Com essas palavras, Paulo reflete sobre a importância de respeitar as normas tributárias vigentes, defendendo um olhar atento e responsável sobre o cenário fiscal. Afinal, em um ambiente onde as regras podem mudar a todo momento, a clareza e a previsibilidade são essenciais para um sistema tributário justo e equilibrado. “A falta de previsibilidade em relação à data em que seria atingido o teto compromete severamente os planejamentos feitos pelas empresas, uma vez que, apesar do teto previsto, havia uma expectativa de gozar do benefício até o ano de 2027. Agora, não apenas as empresas enfrentam desafios, mas os consumidores também se veem prejudicados diante desse aumento tributário antecipado”.

Impactos para o consumidor

Thais Matallo, sócia do Machado Meyer Advogados.

Por sua vez, Thais Mattalo, sócia da área de Direito das Relações de Consumo do Machado Meyer Advogados, destaca um ponto crucial: enquanto as empresas navegam na incerteza, elas têm que ajustar suas operações e equilibrar suas finanças.
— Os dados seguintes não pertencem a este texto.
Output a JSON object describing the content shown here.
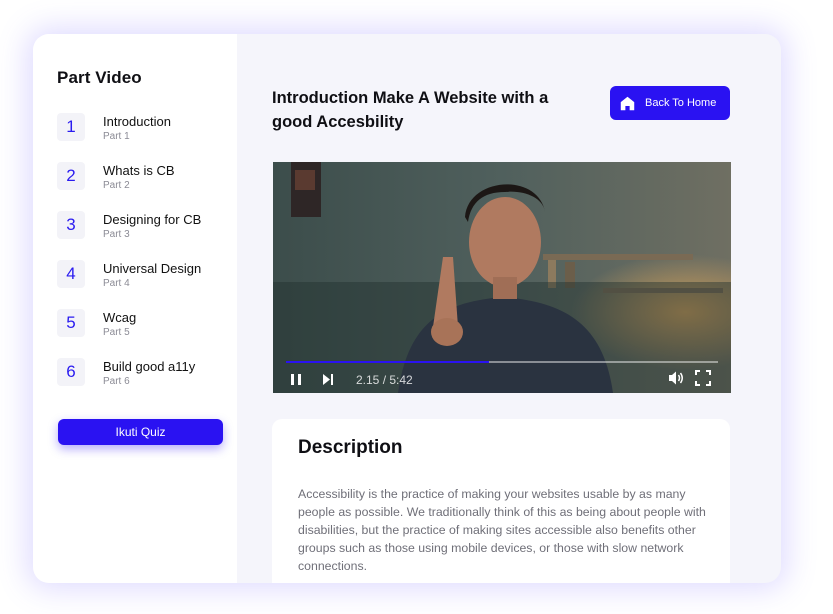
{
  "sidebar": {
    "title": "Part Video",
    "parts": [
      {
        "num": "1",
        "title": "Introduction",
        "sub": "Part 1"
      },
      {
        "num": "2",
        "title": "Whats is CB",
        "sub": "Part 2"
      },
      {
        "num": "3",
        "title": "Designing for CB",
        "sub": "Part 3"
      },
      {
        "num": "4",
        "title": "Universal Design",
        "sub": "Part 4"
      },
      {
        "num": "5",
        "title": "Wcag",
        "sub": "Part 5"
      },
      {
        "num": "6",
        "title": "Build good a11y",
        "sub": "Part 6"
      }
    ],
    "quiz_label": "Ikuti Quiz"
  },
  "main": {
    "title": "Introduction Make A Website with a good Accesbility",
    "home_label": "Back To Home",
    "video": {
      "time": "2.15 / 5:42",
      "progress": 0.47
    },
    "description": {
      "title": "Description",
      "body": "Accessibility is the practice of making your websites usable by as many people as possible. We traditionally think of this as being about people with disabilities, but the practice of making sites accessible also benefits other groups such as those using mobile devices, or those with slow network connections."
    }
  },
  "colors": {
    "accent": "#2a12f2",
    "sidebar_bg": "#ffffff",
    "main_bg": "#f5f5fb"
  }
}
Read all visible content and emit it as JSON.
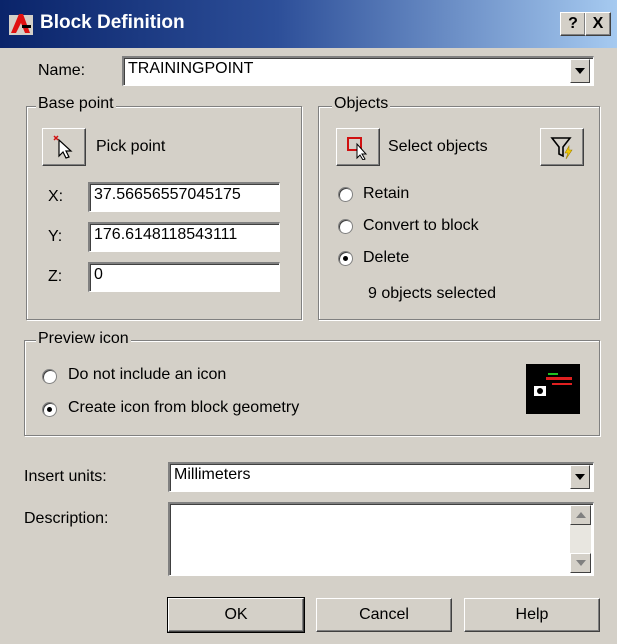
{
  "window": {
    "title": "Block Definition",
    "help_btn": "?",
    "close_btn": "X"
  },
  "name": {
    "label": "Name:",
    "value": "TRAININGPOINT"
  },
  "base_point": {
    "legend": "Base point",
    "pick_label": "Pick point",
    "x_label": "X:",
    "x_value": "37.56656557045175",
    "y_label": "Y:",
    "y_value": "176.6148118543111",
    "z_label": "Z:",
    "z_value": "0"
  },
  "objects": {
    "legend": "Objects",
    "select_label": "Select objects",
    "retain": "Retain",
    "convert": "Convert to block",
    "delete": "Delete",
    "selected_option": "Delete",
    "count": "9 objects selected"
  },
  "preview": {
    "legend": "Preview icon",
    "no_icon": "Do not include an icon",
    "from_geometry": "Create icon from block geometry",
    "selected_option": "Create icon from block geometry"
  },
  "insert_units": {
    "label": "Insert units:",
    "value": "Millimeters"
  },
  "description": {
    "label": "Description:",
    "value": ""
  },
  "buttons": {
    "ok": "OK",
    "cancel": "Cancel",
    "help": "Help"
  },
  "colors": {
    "title_start": "#0a246a",
    "title_end": "#a6caf0",
    "face": "#d4d0c8"
  }
}
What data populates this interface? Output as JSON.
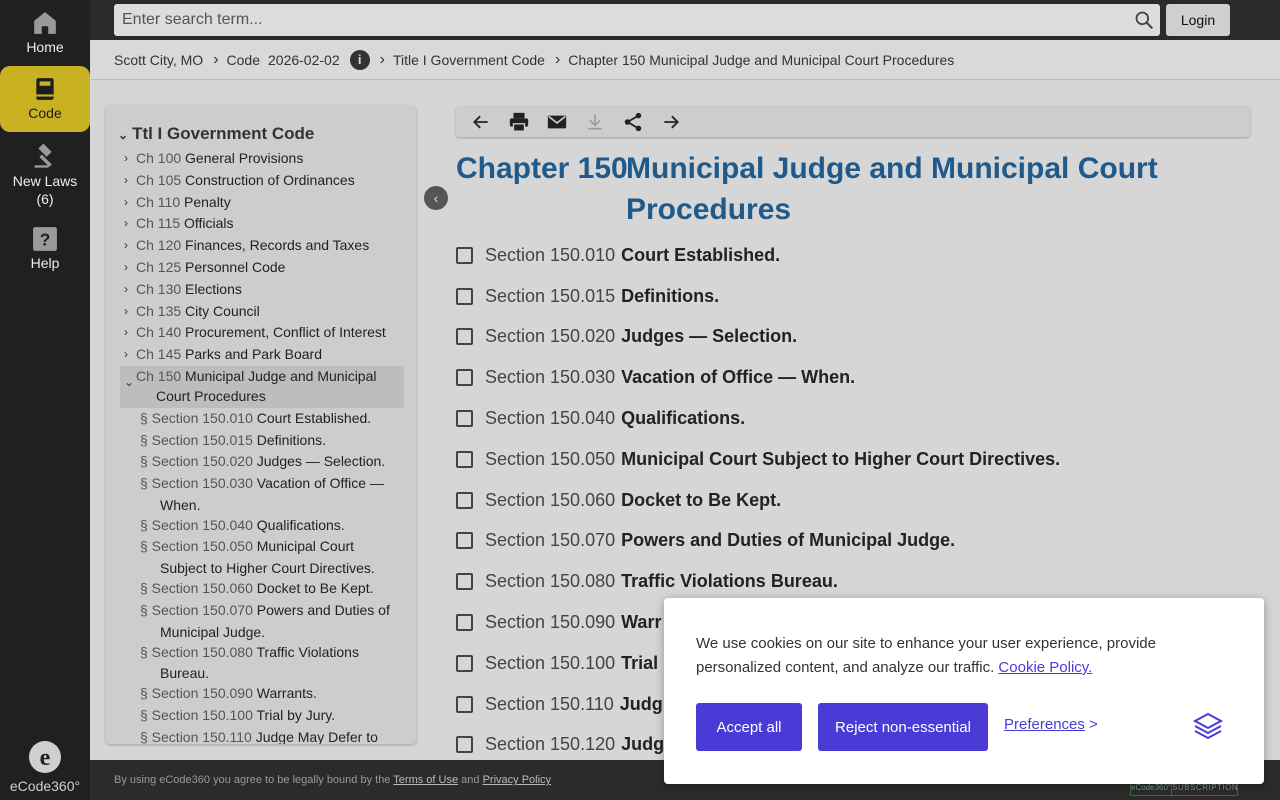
{
  "colors": {
    "accent": "#c9b222",
    "link_title": "#1f5a8a",
    "cookie_button": "#4a3bd7",
    "rail_bg": "#202020"
  },
  "rail": {
    "home": {
      "label": "Home",
      "icon": "home-icon"
    },
    "code": {
      "label": "Code",
      "icon": "book-icon"
    },
    "new_laws": {
      "label": "New Laws",
      "count": "(6)",
      "icon": "gavel-icon"
    },
    "help": {
      "label": "Help",
      "icon": "question-icon"
    },
    "logo": "eCode360°"
  },
  "search": {
    "placeholder": "Enter search term...",
    "value": ""
  },
  "login_label": "Login",
  "breadcrumb": {
    "municipality": "Scott City, MO",
    "code": "Code",
    "date": "2026-02-02",
    "title": "Title I Government Code",
    "chapter": "Chapter 150 Municipal Judge and Municipal Court Procedures"
  },
  "toc": {
    "title": "Ttl I Government Code",
    "chapters": [
      {
        "num": "Ch 100",
        "name": "General Provisions"
      },
      {
        "num": "Ch 105",
        "name": "Construction of Ordinances"
      },
      {
        "num": "Ch 110",
        "name": "Penalty"
      },
      {
        "num": "Ch 115",
        "name": "Officials"
      },
      {
        "num": "Ch 120",
        "name": "Finances, Records and Taxes"
      },
      {
        "num": "Ch 125",
        "name": "Personnel Code"
      },
      {
        "num": "Ch 130",
        "name": "Elections"
      },
      {
        "num": "Ch 135",
        "name": "City Council"
      },
      {
        "num": "Ch 140",
        "name": "Procurement, Conflict of Interest"
      },
      {
        "num": "Ch 145",
        "name": "Parks and Park Board"
      }
    ],
    "open_chapter": {
      "num": "Ch 150",
      "name_a": "Municipal Judge and Municipal",
      "name_b": "Court Procedures"
    },
    "sections": [
      {
        "num": "§ Section 150.010",
        "name": "Court Established."
      },
      {
        "num": "§ Section 150.015",
        "name": "Definitions."
      },
      {
        "num": "§ Section 150.020",
        "name": "Judges — Selection."
      },
      {
        "num": "§ Section 150.030",
        "name": "Vacation of Office —",
        "name2": "When."
      },
      {
        "num": "§ Section 150.040",
        "name": "Qualifications."
      },
      {
        "num": "§ Section 150.050",
        "name": "Municipal Court",
        "name2": "Subject to Higher Court Directives."
      },
      {
        "num": "§ Section 150.060",
        "name": "Docket to Be Kept."
      },
      {
        "num": "§ Section 150.070",
        "name": "Powers and Duties of",
        "name2": "Municipal Judge."
      },
      {
        "num": "§ Section 150.080",
        "name": "Traffic Violations",
        "name2": "Bureau."
      },
      {
        "num": "§ Section 150.090",
        "name": "Warrants."
      },
      {
        "num": "§ Section 150.100",
        "name": "Trial by Jury."
      },
      {
        "num": "§ Section 150.110",
        "name": "Judge May Defer to"
      }
    ]
  },
  "chapter": {
    "num": "Chapter 150",
    "name": "Municipal Judge and Municipal Court Procedures"
  },
  "sections": [
    {
      "num": "Section 150.010",
      "name": "Court Established."
    },
    {
      "num": "Section 150.015",
      "name": "Definitions."
    },
    {
      "num": "Section 150.020",
      "name": "Judges — Selection."
    },
    {
      "num": "Section 150.030",
      "name": "Vacation of Office — When."
    },
    {
      "num": "Section 150.040",
      "name": "Qualifications."
    },
    {
      "num": "Section 150.050",
      "name": "Municipal Court Subject to Higher Court Directives."
    },
    {
      "num": "Section 150.060",
      "name": "Docket to Be Kept."
    },
    {
      "num": "Section 150.070",
      "name": "Powers and Duties of Municipal Judge."
    },
    {
      "num": "Section 150.080",
      "name": "Traffic Violations Bureau."
    },
    {
      "num": "Section 150.090",
      "name": "Warr"
    },
    {
      "num": "Section 150.100",
      "name": "Trial"
    },
    {
      "num": "Section 150.110",
      "name": "Judg"
    },
    {
      "num": "Section 150.120",
      "name": "Judg"
    }
  ],
  "footer": {
    "text_a": "By using eCode360 you agree to be legally bound by the",
    "terms": "Terms of Use",
    "and": "and",
    "privacy": "Privacy Policy",
    "badge_a": "eCode360°",
    "badge_b": "SUBSCRIPTION"
  },
  "cookie": {
    "text": "We use cookies on our site to enhance your user experience, provide personalized content, and analyze our traffic.",
    "policy_link": "Cookie Policy.",
    "accept": "Accept all",
    "reject": "Reject non-essential",
    "preferences": "Preferences",
    "preferences_arrow": ">"
  }
}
Para tanto, elas frequentemente se veem em busca de estratégias inovadoras para mitigar o impacto do aumento dos custos operacionais, que, sem dúvida, são fortemente influenciados pela carga tributária.
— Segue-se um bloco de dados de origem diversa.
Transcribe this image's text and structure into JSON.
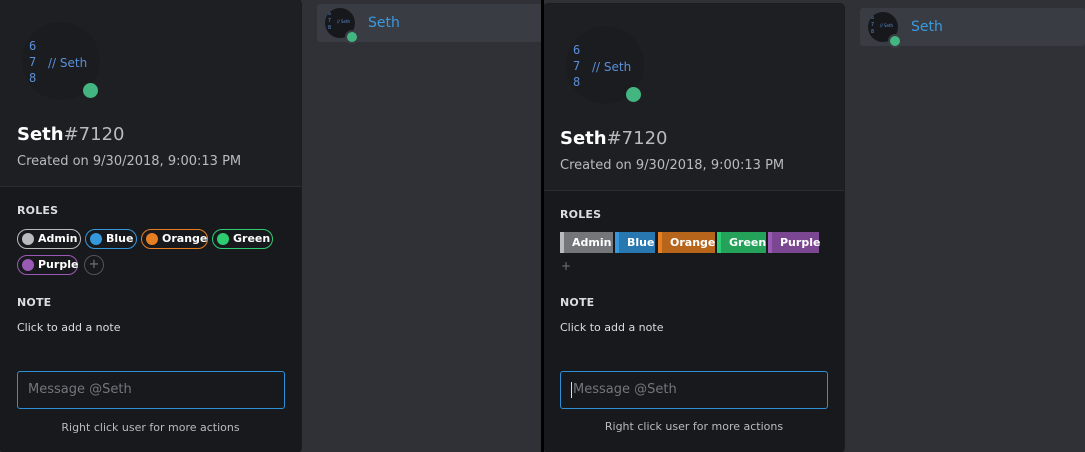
{
  "user": {
    "name": "Seth",
    "discriminator": "#7120",
    "created": "Created on 9/30/2018, 9:00:13 PM",
    "avatar_line_numbers": [
      "6",
      "7",
      "8"
    ],
    "avatar_code": "// Seth",
    "status_color": "#43b581"
  },
  "sections": {
    "roles_label": "ROLES",
    "note_label": "NOTE",
    "note_placeholder": "Click to add a note"
  },
  "roles": [
    {
      "name": "Admin",
      "color": "#b9bbbe"
    },
    {
      "name": "Blue",
      "color": "#3498db"
    },
    {
      "name": "Orange",
      "color": "#e67e22"
    },
    {
      "name": "Green",
      "color": "#2ecc71"
    },
    {
      "name": "Purple",
      "color": "#9b59b6"
    }
  ],
  "add_role_symbol": "+",
  "message": {
    "placeholder": "Message @Seth",
    "hint": "Right click user for more actions"
  },
  "member_list": {
    "name": "Seth",
    "mini_lines": "6\n7\n8",
    "mini_code": "// Seth"
  },
  "colors": {
    "accent": "#3a9ae0",
    "input_border": "#2f8fd4"
  }
}
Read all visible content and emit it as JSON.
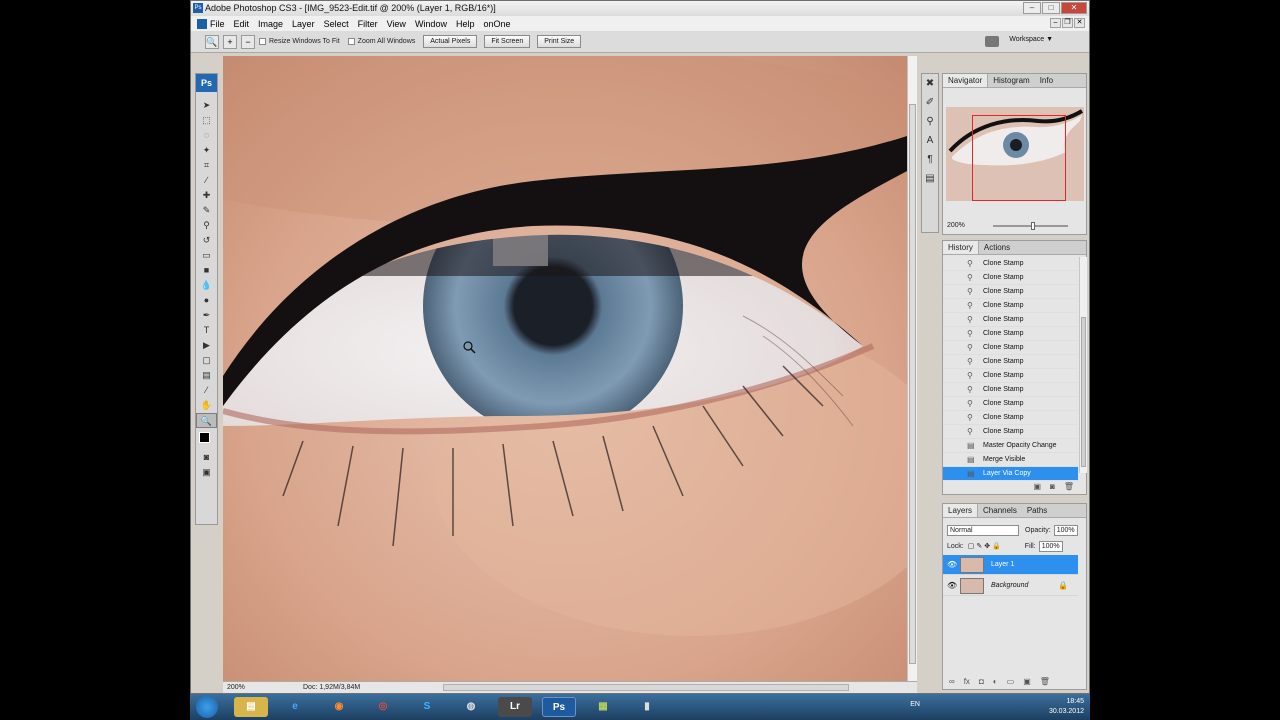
{
  "window": {
    "title": "Adobe Photoshop CS3 - [IMG_9523-Edit.tif @ 200% (Layer 1, RGB/16*)]",
    "app_badge": "Ps"
  },
  "menu": [
    "File",
    "Edit",
    "Image",
    "Layer",
    "Select",
    "Filter",
    "View",
    "Window",
    "Help",
    "onOne"
  ],
  "options_bar": {
    "resize_windows": "Resize Windows To Fit",
    "zoom_all": "Zoom All Windows",
    "actual_pixels": "Actual Pixels",
    "fit_screen": "Fit Screen",
    "print_size": "Print Size",
    "workspace": "Workspace ▼"
  },
  "status_bar": {
    "zoom": "200%",
    "doc": "Doc: 1,92M/3,84M"
  },
  "navigator": {
    "tabs": [
      "Navigator",
      "Histogram",
      "Info"
    ],
    "zoom": "200%"
  },
  "history": {
    "tabs": [
      "History",
      "Actions"
    ],
    "items": [
      "Clone Stamp",
      "Clone Stamp",
      "Clone Stamp",
      "Clone Stamp",
      "Clone Stamp",
      "Clone Stamp",
      "Clone Stamp",
      "Clone Stamp",
      "Clone Stamp",
      "Clone Stamp",
      "Clone Stamp",
      "Clone Stamp",
      "Clone Stamp",
      "Master Opacity Change",
      "Merge Visible",
      "Layer Via Copy"
    ]
  },
  "layers": {
    "tabs": [
      "Layers",
      "Channels",
      "Paths"
    ],
    "blend_mode": "Normal",
    "opacity_label": "Opacity:",
    "opacity": "100%",
    "lock_label": "Lock:",
    "fill_label": "Fill:",
    "fill": "100%",
    "items": [
      "Layer 1",
      "Background"
    ]
  },
  "taskbar": {
    "lang": "EN",
    "time": "18:45",
    "date": "30.03.2012"
  },
  "colors": {
    "selection": "#2d90ef",
    "ps_blue": "#2467b2"
  }
}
Questionada sobre o que o governo poderia fazer para reverter essa situação, Thais Matallo é enfática: “Uma das estratégias é a implementação de medidas de transição que possibilitem uma adaptação gradual à nova realidade tributária, evitando um impacto brusco nas finanças das empresas. Essa abordagem poderia envolver a diminuição progressiva dos benefícios fiscais até 2027, dando mais tempo para que as empresas se ajustem às novas condições. Contudo, até agora, não houve qualquer sinal governamental em relação a essa possibilidade, o que gera incertezas para os empreendedores do setor”.
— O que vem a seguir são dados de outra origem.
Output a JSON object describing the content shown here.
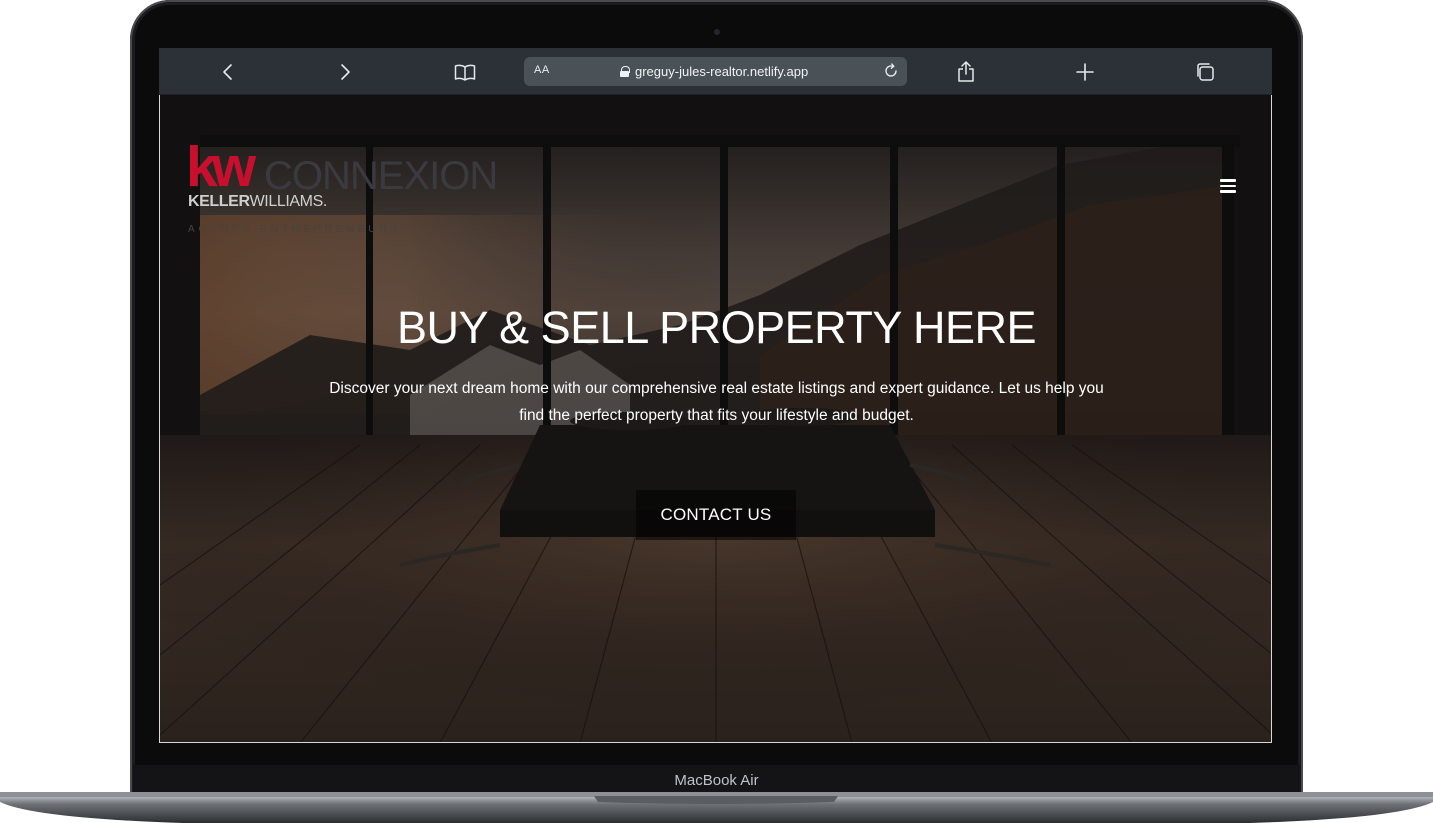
{
  "browser": {
    "url": "greguy-jules-realtor.netlify.app",
    "text_size_label": "AA",
    "icons": [
      "back-icon",
      "forward-icon",
      "bookmarks-icon",
      "lock-icon",
      "reload-icon",
      "share-icon",
      "new-tab-icon",
      "tabs-icon"
    ]
  },
  "site": {
    "logo": {
      "mark": "kw",
      "name": "CONNEXION",
      "brand_bold": "KELLER",
      "brand_light": "WILLIAMS.",
      "tagline": "AGENTS  ENTREPRENEURS"
    },
    "hero": {
      "title": "BUY & SELL PROPERTY HERE",
      "subtitle": "Discover your next dream home with our comprehensive real estate listings and expert guidance. Let us help you find the perfect property that fits your lifestyle and budget.",
      "cta_label": "CONTACT US"
    },
    "colors": {
      "brand_red": "#c8102e",
      "chrome": "#2b3137"
    }
  },
  "device": {
    "label": "MacBook Air"
  }
}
Nesse sentido, Thais Mattalo, Fernando Munhoz e Paulo Figueiredo destacam a importância, da parte das empresas, de fazer um planejamento tributário eficaz. “Essa é uma ferramenta vital para as empresas que desejam minimizar os efeitos financeiros da revogação do Perse. Por meio de uma análise minuciosa de suas obrigações fiscais e da identificação de oportunidades de otimização, as empresas podem elaborar estratégias que ajudem a reduzir a carga tributária e a melhorar sua saúde financeira”, complementa Fernando.

O pré e o pós-Perse

O Programa Emergencial de Retomada do Setor de Eventos (Perse) foi uma iniciativa do governo brasileiro, lançada em 2022, com a finalidade de apoiar um setor de eventos fortemente afetado pela pandemia de Covid-19. Instituído pela Lei nº 14.148/2021, o programa oferecia auxílio financeiro, incentivos fiscais e outras formas de suporte para a recuperação econômica de empresas e profissionais da área. Dentre os benefícios, destacava-se a isenção de Imposto sobre a Renda da Pessoa Jurídica (IRPJ), Contribuição Social sobre o Lucro Líquido (CSLL), contribuição ao Programa de Integração Social (PIS) e Contribuição para Financiamento da Seguridade Social (Cofins) por um período de 60 meses, com término previsto para 2027.

Entretanto, em 2024, a publicação da Lei nº 14.859/2024 introduziu uma nova diretriz, estabelecendo que, apesar da isenção ser garantida por 60 meses, o benefício poderia ser revogado antecipadamente caso os contribuintes, ao usufruírem da isenção, gerassem uma “renúncia” fiscal de R$ 15 bilhões. Se esse teto fosse atingido, a isenção seria cancelada. A interrupção súbita do programa, que extinguiu o benefício fiscal a partir de abril de 2025, confirmada em 24 de março de 2025, por meio do Ato Declaratório Executivo RFB nº 2/2025 publicado pela Receita Federal, tem levantado diversas questões jurídicas.

O que fazer?

Agora, com o fim do Perse, Fernando Haddad destacou que a Receita Federal fará uma auditoria rigorosa. A ideia é garantir a transparência dos dados apresentados e a correção dos valores pagos. “Dessa forma, é crucial que as empresas mantenham registros precisos e organizados de suas atividades financeiras e tributárias, o que facilitará o processo de auditoria e assegurará a conformidade com as normas legais”, reforça Thais Matallo.

“A transparência e a cooperação com a Receita Federal serão fundamentais para evitar problemas futuros e garantir que os direitos das empresas sejam respeitados, enquanto elas cumprem corretamente suas obrigações fiscais no pós-Perse”, finaliza.